Per fermare i discorsi d’odio, c’è chi scrive ogni giorno sui social.
Francesca Schianchi giornalista de La Stampa ne parla con Paolo Berizzi giornalista de La Repubblica, autore di NazItalia viaggio in un paese che si è riscoperto fascista, Giuseppe Catozzella, autore di E tu splendi e di Non dirmi che hai paura (vincitore del Premio Strega), Federico Faloppa, linguista dell’Università di Reading (Uk), Pietro Mensi, attivista della Task force hate speech di Amnesty International Italia, Riccardo Noury, portavoce di Amnesty International Italia.
Amnesty International Italia, con la “Task force hate speech”, una rete di 150 attiviste e attivisti, dal novembre 2017 interviene nello spazio dedicato ai commenti delle pagine online e nelle piattaforme social (Facebook e Twitter) dove, a margine di un articolo, possono svilupparsi discorsi d’odio nei confronti di determinati soggetti-bersaglio, che rappresentano le categorie di persone maggiormente soggette a discriminazione.
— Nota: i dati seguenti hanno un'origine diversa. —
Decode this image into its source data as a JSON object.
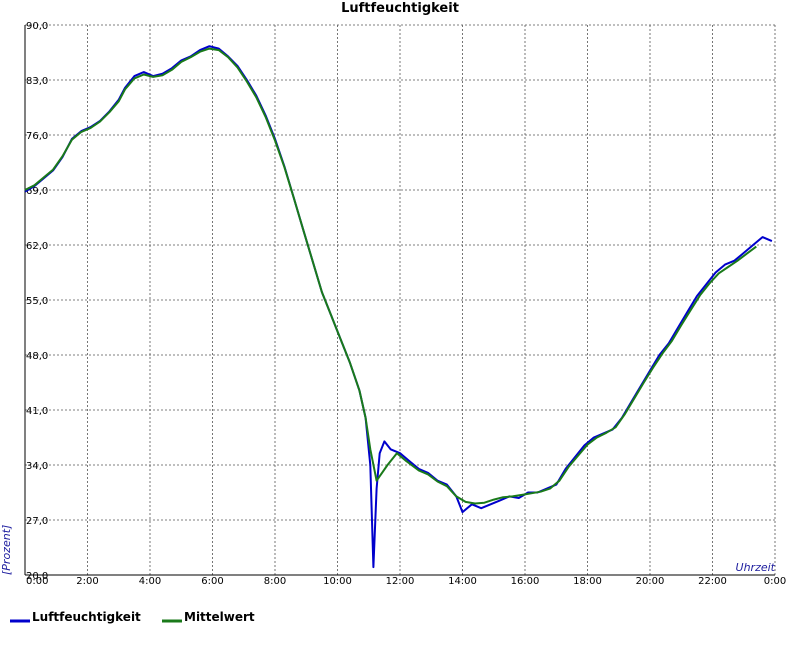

Con una duplice finalità: tentare di risollevare il linguaggio a un livello civile e utilizzare lo spazio (più diretto e informale) dei commenti per promuovere l’informazione imparziale della notizia e sensibilizzare gli utenti del web.
In vista delle elezioni parlamentari europee, come già realizzato per le elezioni politiche italiane del 2018, Amnesty International Italia ha inoltre avviato un monitoraggio dei profili Facebook e Twitter dei candidati e delle candidate al Parlamento europeo più attivi online e dei leader di partito ai quali fanno riferimento, per valutare in che modo essi si esprimono, e se usano linguaggio d’odio, su una serie di temi e categorie quali donne, persone Lgbti, disabilità, migranti, rifugiati e persone con background migratorio, rom, minoranze religiose, solidarietà, povertà socio-economica.